/php-data-miner

Train your Miner with previously entered data. Start collecting data from them automatically. Supports semi-structured data-sctructures (such as PDF invoices) and unstuctured data (free text like emails)

Primary LanguagePHPApache License 2.0Apache-2.0

PHP Data Miner

Introduction

php-data-miner extracts data from structured data formats (such as PDF documents).

Prerequisites

  • Unix-like OS
  • GNU Make
  • PHP (>=7.4)
  • NodeJS (>=8)

Installation

$ sudo apt-get install make gcc gfortran php-dev libopenblas-dev liblapacke-dev re2c build-essential

Usage

Annotation

Annotate your model with @Model() and properties with @Property() annotations.

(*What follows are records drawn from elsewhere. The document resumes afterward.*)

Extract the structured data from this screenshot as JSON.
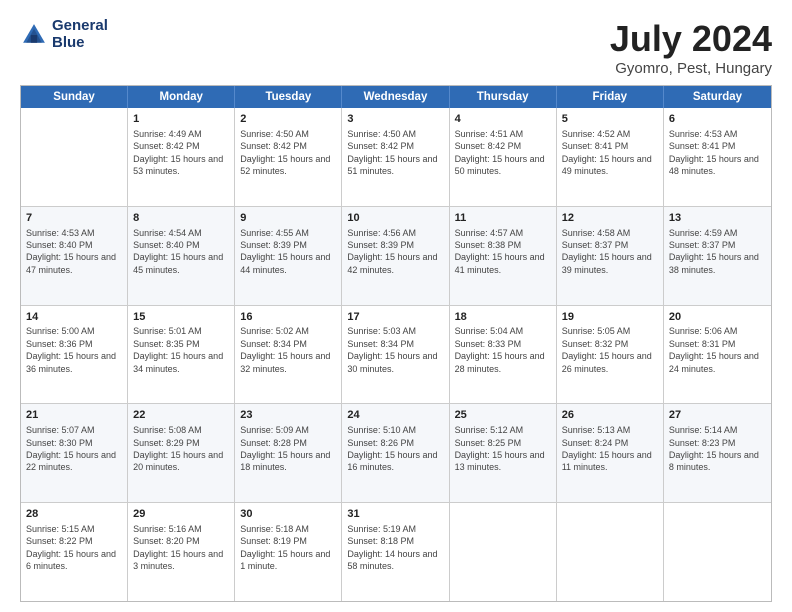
{
  "header": {
    "logo_line1": "General",
    "logo_line2": "Blue",
    "main_title": "July 2024",
    "sub_title": "Gyomro, Pest, Hungary"
  },
  "weekdays": [
    "Sunday",
    "Monday",
    "Tuesday",
    "Wednesday",
    "Thursday",
    "Friday",
    "Saturday"
  ],
  "rows": [
    [
      {
        "day": "",
        "sunrise": "",
        "sunset": "",
        "daylight": ""
      },
      {
        "day": "1",
        "sunrise": "Sunrise: 4:49 AM",
        "sunset": "Sunset: 8:42 PM",
        "daylight": "Daylight: 15 hours and 53 minutes."
      },
      {
        "day": "2",
        "sunrise": "Sunrise: 4:50 AM",
        "sunset": "Sunset: 8:42 PM",
        "daylight": "Daylight: 15 hours and 52 minutes."
      },
      {
        "day": "3",
        "sunrise": "Sunrise: 4:50 AM",
        "sunset": "Sunset: 8:42 PM",
        "daylight": "Daylight: 15 hours and 51 minutes."
      },
      {
        "day": "4",
        "sunrise": "Sunrise: 4:51 AM",
        "sunset": "Sunset: 8:42 PM",
        "daylight": "Daylight: 15 hours and 50 minutes."
      },
      {
        "day": "5",
        "sunrise": "Sunrise: 4:52 AM",
        "sunset": "Sunset: 8:41 PM",
        "daylight": "Daylight: 15 hours and 49 minutes."
      },
      {
        "day": "6",
        "sunrise": "Sunrise: 4:53 AM",
        "sunset": "Sunset: 8:41 PM",
        "daylight": "Daylight: 15 hours and 48 minutes."
      }
    ],
    [
      {
        "day": "7",
        "sunrise": "Sunrise: 4:53 AM",
        "sunset": "Sunset: 8:40 PM",
        "daylight": "Daylight: 15 hours and 47 minutes."
      },
      {
        "day": "8",
        "sunrise": "Sunrise: 4:54 AM",
        "sunset": "Sunset: 8:40 PM",
        "daylight": "Daylight: 15 hours and 45 minutes."
      },
      {
        "day": "9",
        "sunrise": "Sunrise: 4:55 AM",
        "sunset": "Sunset: 8:39 PM",
        "daylight": "Daylight: 15 hours and 44 minutes."
      },
      {
        "day": "10",
        "sunrise": "Sunrise: 4:56 AM",
        "sunset": "Sunset: 8:39 PM",
        "daylight": "Daylight: 15 hours and 42 minutes."
      },
      {
        "day": "11",
        "sunrise": "Sunrise: 4:57 AM",
        "sunset": "Sunset: 8:38 PM",
        "daylight": "Daylight: 15 hours and 41 minutes."
      },
      {
        "day": "12",
        "sunrise": "Sunrise: 4:58 AM",
        "sunset": "Sunset: 8:37 PM",
        "daylight": "Daylight: 15 hours and 39 minutes."
      },
      {
        "day": "13",
        "sunrise": "Sunrise: 4:59 AM",
        "sunset": "Sunset: 8:37 PM",
        "daylight": "Daylight: 15 hours and 38 minutes."
      }
    ],
    [
      {
        "day": "14",
        "sunrise": "Sunrise: 5:00 AM",
        "sunset": "Sunset: 8:36 PM",
        "daylight": "Daylight: 15 hours and 36 minutes."
      },
      {
        "day": "15",
        "sunrise": "Sunrise: 5:01 AM",
        "sunset": "Sunset: 8:35 PM",
        "daylight": "Daylight: 15 hours and 34 minutes."
      },
      {
        "day": "16",
        "sunrise": "Sunrise: 5:02 AM",
        "sunset": "Sunset: 8:34 PM",
        "daylight": "Daylight: 15 hours and 32 minutes."
      },
      {
        "day": "17",
        "sunrise": "Sunrise: 5:03 AM",
        "sunset": "Sunset: 8:34 PM",
        "daylight": "Daylight: 15 hours and 30 minutes."
      },
      {
        "day": "18",
        "sunrise": "Sunrise: 5:04 AM",
        "sunset": "Sunset: 8:33 PM",
        "daylight": "Daylight: 15 hours and 28 minutes."
      },
      {
        "day": "19",
        "sunrise": "Sunrise: 5:05 AM",
        "sunset": "Sunset: 8:32 PM",
        "daylight": "Daylight: 15 hours and 26 minutes."
      },
      {
        "day": "20",
        "sunrise": "Sunrise: 5:06 AM",
        "sunset": "Sunset: 8:31 PM",
        "daylight": "Daylight: 15 hours and 24 minutes."
      }
    ],
    [
      {
        "day": "21",
        "sunrise": "Sunrise: 5:07 AM",
        "sunset": "Sunset: 8:30 PM",
        "daylight": "Daylight: 15 hours and 22 minutes."
      },
      {
        "day": "22",
        "sunrise": "Sunrise: 5:08 AM",
        "sunset": "Sunset: 8:29 PM",
        "daylight": "Daylight: 15 hours and 20 minutes."
      },
      {
        "day": "23",
        "sunrise": "Sunrise: 5:09 AM",
        "sunset": "Sunset: 8:28 PM",
        "daylight": "Daylight: 15 hours and 18 minutes."
      },
      {
        "day": "24",
        "sunrise": "Sunrise: 5:10 AM",
        "sunset": "Sunset: 8:26 PM",
        "daylight": "Daylight: 15 hours and 16 minutes."
      },
      {
        "day": "25",
        "sunrise": "Sunrise: 5:12 AM",
        "sunset": "Sunset: 8:25 PM",
        "daylight": "Daylight: 15 hours and 13 minutes."
      },
      {
        "day": "26",
        "sunrise": "Sunrise: 5:13 AM",
        "sunset": "Sunset: 8:24 PM",
        "daylight": "Daylight: 15 hours and 11 minutes."
      },
      {
        "day": "27",
        "sunrise": "Sunrise: 5:14 AM",
        "sunset": "Sunset: 8:23 PM",
        "daylight": "Daylight: 15 hours and 8 minutes."
      }
    ],
    [
      {
        "day": "28",
        "sunrise": "Sunrise: 5:15 AM",
        "sunset": "Sunset: 8:22 PM",
        "daylight": "Daylight: 15 hours and 6 minutes."
      },
      {
        "day": "29",
        "sunrise": "Sunrise: 5:16 AM",
        "sunset": "Sunset: 8:20 PM",
        "daylight": "Daylight: 15 hours and 3 minutes."
      },
      {
        "day": "30",
        "sunrise": "Sunrise: 5:18 AM",
        "sunset": "Sunset: 8:19 PM",
        "daylight": "Daylight: 15 hours and 1 minute."
      },
      {
        "day": "31",
        "sunrise": "Sunrise: 5:19 AM",
        "sunset": "Sunset: 8:18 PM",
        "daylight": "Daylight: 14 hours and 58 minutes."
      },
      {
        "day": "",
        "sunrise": "",
        "sunset": "",
        "daylight": ""
      },
      {
        "day": "",
        "sunrise": "",
        "sunset": "",
        "daylight": ""
      },
      {
        "day": "",
        "sunrise": "",
        "sunset": "",
        "daylight": ""
      }
    ]
  ]
}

use PhpDataMiner\Model\Annotation\Model;
use PhpDataMiner\Model\Annotation\Property;

/**
 * @Model()
 */
class Invoice
{
    /**
     * @var string
     * @Property()
     */
    protected string $number;
}

Create your miner

$miner = $this->miner->create($entity, [
    'storage' => new CustomStorage(),
    'property_types' => [
        new FloatProperty(),
        new IntegerProperty(),
        new DateProperty(),
        new Property(),
    ]
]);

$pdfContents = shell_exec('pdftotext -layout incoice.pdf -');

$doc = $miner->normalize($pdfContents, [
    'filters' => [
        DateFilter::class,
        ColonFilter::class,
        Section::class,
        WordTree::class,
    ]
]);

$entity = new Invoice();

You need to have pdftotext installed to read PDF contents like shown above

  • filters (or transformers) transform and normalize the content
  • WordTree filter is as special kind of tokenizer for nesting and grouping the contents (by rows, columns, sentences etc)

It's recommended that you place your tokenizers as the last ones in the filters list

Training

Train your model with data you've already entered (supervised learning):

...

$trainedProperties = $miner->train($entity, $doc);

Mining (or predicting)

Apply predicted data to your model:

...

$predictedProperties = $miner->predict($entity, $doc);

Entry discrimination (filtering)

Edit your storage model PhpDataMiner\Storage\Model\Model::createEntryDiscriminator() method to set entry filter:

use PhpDataMiner\Storage\Model\Model;
use PhpDataMiner\Storage\Model\ModelInterface;

class InvoiceModel extends Model implements ModelInterface
{
    public static function createEntryDiscriminator($invoice): DiscriminatorInterface
    {
        return new Discriminator([
            $invoice->getClient() ? $entity->getClient()->getId() : null,
            $invoice->getId(),
        ]);
    }
}

Versioning

Version numbering is done following the semantic versioning

TODO

  • Natural language toolkit (NLTK) support
  • Feature vectors for properties

Testing

$ make tests [test_name]